After a long period of scoops, previews and teasers, Volvo finally revealed the new V60 wagon yesterday. And it’s a bit of a stunner – elegant, well-proportioned, with a great-looking interior and plenty of those little touches that make Volvo stand out from among the competitors. The model’s debut means that the brands quest to replace its entire lineup with new cars, a process which began with the new XC90 two years ago, is almost complete – only the S60 and V40 remain, and both are likely to be replaced by year’s end. With a newfound confidence and a spring in its step, the brand seems to be effortlessly succeeding where so many others have failed – putting itself on an even keel with the German premium titans: Mercedes-Benz, BMW and Audi. Of the three, it feels that it’s Audi that should be worried most – after all, Volvo seems to be walking a path that Audi once treaded, and in a way is targeting the same customers.
Wait, wait, wait… Audi and Volvo are nothing alike!
OK, I will admit the Volvo/Audi comparison is not perfect, but consider for a moment the many ways in which they are similar. First, Volvo new range of cars has a similar appeal to the Audi models that helped the German brand explode in popularity in the period 2000-2015: they are conservatively elegant, feature immaculately-made and practical interiors, and make good use of their FWD architecture to deliver spacious interiors and good economy. Second, while Mercedes-Benz and BMW have, for better or worse, a strong, immutable image, Audi first and now Volvo appeal to people who do not buy into that image. Instead, they attract buyers who prefer a more straightforward approach to premium: stylish but not brash, practically-FWD rather than wannabe-sporty RWD, spacious and embracing technology that makes the drivers’ and passengers’ lives easier. Finally, just as Audi did in the early 2000s, Volvo seems to have hit upon a winning style and is now happy to use the “one sausage, different lengths” approach to bring this appeal to all the segments it enters.
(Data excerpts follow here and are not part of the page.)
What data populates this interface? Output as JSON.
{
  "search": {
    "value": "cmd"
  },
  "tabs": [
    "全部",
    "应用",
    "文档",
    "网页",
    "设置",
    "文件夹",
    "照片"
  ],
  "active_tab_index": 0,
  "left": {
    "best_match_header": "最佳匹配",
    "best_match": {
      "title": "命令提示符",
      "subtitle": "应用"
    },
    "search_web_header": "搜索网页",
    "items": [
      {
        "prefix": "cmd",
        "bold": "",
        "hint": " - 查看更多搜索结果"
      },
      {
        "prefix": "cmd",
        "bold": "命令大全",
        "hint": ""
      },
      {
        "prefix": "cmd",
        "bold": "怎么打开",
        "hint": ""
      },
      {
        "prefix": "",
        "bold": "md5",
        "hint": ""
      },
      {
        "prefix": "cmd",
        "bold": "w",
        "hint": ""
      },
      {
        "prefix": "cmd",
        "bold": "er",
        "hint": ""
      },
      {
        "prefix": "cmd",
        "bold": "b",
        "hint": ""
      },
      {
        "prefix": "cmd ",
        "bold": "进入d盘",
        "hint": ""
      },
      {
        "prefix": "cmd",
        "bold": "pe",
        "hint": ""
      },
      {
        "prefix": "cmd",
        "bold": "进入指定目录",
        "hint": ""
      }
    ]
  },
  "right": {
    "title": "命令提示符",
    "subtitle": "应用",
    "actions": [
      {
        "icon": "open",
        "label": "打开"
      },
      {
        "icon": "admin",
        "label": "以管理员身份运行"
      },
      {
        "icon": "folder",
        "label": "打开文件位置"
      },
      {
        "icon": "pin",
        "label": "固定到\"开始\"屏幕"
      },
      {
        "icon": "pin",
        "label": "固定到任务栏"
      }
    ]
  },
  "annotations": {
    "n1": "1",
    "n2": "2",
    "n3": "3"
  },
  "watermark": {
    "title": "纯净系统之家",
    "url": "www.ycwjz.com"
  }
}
But can Volvo really emulate Audi’s rise to the podium?
The omens are really good. While the sales growth for the Volvo brand overall has not been quite as stellar as I thought, the brand has still been able to increase its European marketshare from 1.42% in 2009 to just under 2% in 2017. More impressively, the “new wave” models have consistently been on or around the podium: the XC60 and XC90 took 2nd spots in the premium mid-sized SUV andpremium large SUV segments in 2017, while the new S90/V90 was a very credible 4th in the premium large segment, with sales having grown by over 400%. With the new XC40 gathering great press it seems the little crossover is ready give the Q3/X1/GLA a bloody nose, and now the V60 looks to be the beginning of Volvo’s first proper assault on the premium mid-sized segment in a long time.
OK, so what does this mean for Audi?
With VAG’s resources behind it, it would take a brave person to bet against Audi. That said, with the latest range of cars appearing too conservative (A4), too brash (Q2, Q8) and too, well, under-baked (A8), it seems that Audi is going through a bit of an identity crisis, one that Volvo will be happy to explore. For while the German brands is striving to strike the right balance between driver appeal and futuristic self-driving technology, as well as between aggressive detailing and conservative proportions, Volvo seems to know exactly what it wants to be – desirable, practical, with the added USP (unique selling point) of its whole lineup becoming either hybrid or electric in the next few years. Given the movement of the overall market towards premium brands it’s quite possible that the new Volvo and new Audi brands will happily co-exist alongside one another, plus Mercedes-Benz and BMW. In the short run, however, I foresee many buyers trading in their old Audi models for the new Volvos.